Segundo o Itamaraty, a medida trata das duas taxas aplicadas pelo governo de Donald Trump contra o Brasil na semana passada: uma de 25%, referente a investigação sobre comércio digital brasileiro e o Pix, e outra de 12,5%, resultado da investigação sobre trabalho forçado.
“O Brasil considera que as medidas norte-americanas são injustificadas e incompatíveis com obrigações dos EUA no âmbito do Acordo Geral sobre Tarifas e Comércio de 1994 (GATT 1994) e do Entendimento Relativo às Normas e Procedimentos sobre Solução de Controvérsias da OMC”, disse o Itamaraty.
O Órgão de Apelação da OMC, que funciona como uma espécie de tribunal de última instância para o comércio, está paralisado desde dezembro de 2019 devido ao bloqueio americano à nomeação de novos juízes.
Logo após o tarifaço, o governo brasileiro também afirmou que pretende avaliar a aplicação da Lei de Reciprocidade.
Leia a íntegra da nota do Itamaraty sobre a ação na OMC
“O Brasil apresentou, em 27 de julho, pedido de consultas aos Estados Unidos (EUA) no âmbito do sistema de solução de controvérsias da Organização Mundial do Comércio (OMC).
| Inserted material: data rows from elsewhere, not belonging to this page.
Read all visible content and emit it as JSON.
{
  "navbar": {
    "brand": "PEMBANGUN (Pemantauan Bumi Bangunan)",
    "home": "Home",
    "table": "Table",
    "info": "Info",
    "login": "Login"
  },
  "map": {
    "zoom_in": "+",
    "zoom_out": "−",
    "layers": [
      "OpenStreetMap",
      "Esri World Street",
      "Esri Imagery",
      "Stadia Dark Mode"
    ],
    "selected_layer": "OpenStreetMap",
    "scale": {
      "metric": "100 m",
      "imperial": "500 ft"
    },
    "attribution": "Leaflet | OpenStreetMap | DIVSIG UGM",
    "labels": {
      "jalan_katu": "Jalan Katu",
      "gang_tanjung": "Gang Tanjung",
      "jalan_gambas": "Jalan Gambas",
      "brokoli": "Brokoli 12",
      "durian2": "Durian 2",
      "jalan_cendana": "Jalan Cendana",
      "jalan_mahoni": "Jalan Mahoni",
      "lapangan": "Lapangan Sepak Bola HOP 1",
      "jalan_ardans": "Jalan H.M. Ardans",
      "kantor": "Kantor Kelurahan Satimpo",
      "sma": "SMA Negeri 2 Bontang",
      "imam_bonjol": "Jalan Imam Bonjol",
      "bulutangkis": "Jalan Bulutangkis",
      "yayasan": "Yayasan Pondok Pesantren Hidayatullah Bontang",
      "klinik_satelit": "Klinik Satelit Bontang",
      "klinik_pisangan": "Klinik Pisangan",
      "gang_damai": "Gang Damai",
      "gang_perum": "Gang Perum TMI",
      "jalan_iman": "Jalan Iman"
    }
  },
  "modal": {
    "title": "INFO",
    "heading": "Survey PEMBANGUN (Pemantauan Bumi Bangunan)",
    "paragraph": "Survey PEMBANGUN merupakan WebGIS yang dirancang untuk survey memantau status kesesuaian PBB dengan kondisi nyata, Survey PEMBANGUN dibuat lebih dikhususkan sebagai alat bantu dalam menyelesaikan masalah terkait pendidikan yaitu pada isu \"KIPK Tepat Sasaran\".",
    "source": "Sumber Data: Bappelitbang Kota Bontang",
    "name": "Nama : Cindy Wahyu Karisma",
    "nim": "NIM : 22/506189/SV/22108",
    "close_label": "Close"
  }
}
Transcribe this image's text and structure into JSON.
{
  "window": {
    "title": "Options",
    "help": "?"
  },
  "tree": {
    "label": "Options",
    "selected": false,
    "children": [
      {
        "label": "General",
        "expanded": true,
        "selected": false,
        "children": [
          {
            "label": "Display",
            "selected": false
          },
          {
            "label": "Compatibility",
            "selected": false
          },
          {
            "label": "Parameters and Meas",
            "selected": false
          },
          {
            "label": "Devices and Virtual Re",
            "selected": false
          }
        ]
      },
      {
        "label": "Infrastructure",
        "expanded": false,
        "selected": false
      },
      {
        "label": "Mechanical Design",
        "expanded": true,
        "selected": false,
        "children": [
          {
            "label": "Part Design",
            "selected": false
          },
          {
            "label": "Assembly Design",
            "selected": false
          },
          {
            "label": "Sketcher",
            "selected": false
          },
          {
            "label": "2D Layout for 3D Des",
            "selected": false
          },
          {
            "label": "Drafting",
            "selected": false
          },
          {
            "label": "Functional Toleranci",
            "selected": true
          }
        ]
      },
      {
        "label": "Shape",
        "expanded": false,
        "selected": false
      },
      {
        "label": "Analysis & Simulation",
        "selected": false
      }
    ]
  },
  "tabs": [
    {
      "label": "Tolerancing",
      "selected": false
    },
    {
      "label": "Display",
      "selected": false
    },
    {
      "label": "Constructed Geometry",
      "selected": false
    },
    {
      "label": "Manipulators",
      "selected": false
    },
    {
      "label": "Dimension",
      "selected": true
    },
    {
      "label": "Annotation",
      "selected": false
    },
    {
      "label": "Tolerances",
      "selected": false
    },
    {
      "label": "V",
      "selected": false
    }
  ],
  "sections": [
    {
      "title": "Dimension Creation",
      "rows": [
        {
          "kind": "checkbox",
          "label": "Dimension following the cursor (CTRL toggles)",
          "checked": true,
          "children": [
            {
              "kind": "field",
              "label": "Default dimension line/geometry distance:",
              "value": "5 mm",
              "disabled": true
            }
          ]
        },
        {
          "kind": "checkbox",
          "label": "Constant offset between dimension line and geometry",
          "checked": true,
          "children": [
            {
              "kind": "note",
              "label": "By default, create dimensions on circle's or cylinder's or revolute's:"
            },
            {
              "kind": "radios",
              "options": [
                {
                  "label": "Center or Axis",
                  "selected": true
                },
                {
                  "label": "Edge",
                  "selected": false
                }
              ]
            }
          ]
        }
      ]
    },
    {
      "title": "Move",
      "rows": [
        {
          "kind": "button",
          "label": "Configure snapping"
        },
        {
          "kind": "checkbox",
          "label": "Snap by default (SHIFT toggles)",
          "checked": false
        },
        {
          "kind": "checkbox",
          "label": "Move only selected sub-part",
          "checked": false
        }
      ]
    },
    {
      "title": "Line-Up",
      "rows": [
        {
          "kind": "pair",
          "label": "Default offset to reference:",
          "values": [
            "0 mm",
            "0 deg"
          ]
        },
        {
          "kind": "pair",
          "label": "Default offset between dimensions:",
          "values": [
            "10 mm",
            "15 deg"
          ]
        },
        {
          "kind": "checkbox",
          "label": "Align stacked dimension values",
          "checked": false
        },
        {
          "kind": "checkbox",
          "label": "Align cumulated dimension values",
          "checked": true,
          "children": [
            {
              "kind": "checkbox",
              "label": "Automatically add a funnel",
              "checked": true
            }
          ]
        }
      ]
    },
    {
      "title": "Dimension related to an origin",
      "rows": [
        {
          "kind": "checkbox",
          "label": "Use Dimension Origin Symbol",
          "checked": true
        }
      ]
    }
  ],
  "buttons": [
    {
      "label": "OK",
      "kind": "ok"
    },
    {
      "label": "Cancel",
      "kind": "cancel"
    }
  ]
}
O pedido refere-se a duas medidas tarifárias adotadas pelos EUA sob a Seção 301 da sua Lei de Comércio de 1974.
A primeira, resultante de investigação específica sobre o Brasil, impôs tarifa adicional de 25% e examinou atos, políticas e práticas brasileiras relacionados a comércio digital e serviços de pagamentos eletrônicos, tarifas preferenciais, aplicação da legislação anticorrupção, proteção da propriedade intelectual, acesso ao mercado de etanol e desmatamento ilegal.
A segunda, resultante de investigação que abrangeu 60 economias, impôs tarifa adicional de 12,5% ao Brasil e examinou a existência e a aplicação de proibições à importação de bens produzidos, total ou parcialmente, com trabalho forçado.
O Brasil considera que as medidas norte-americanas são injustificadas e incompatíveis com obrigações dos EUA no âmbito do Acordo Geral sobre Tarifas e Comércio de 1994 (GATT 1994) e do Entendimento Relativo às Normas e Procedimentos sobre Solução de Controvérsias da OMC.”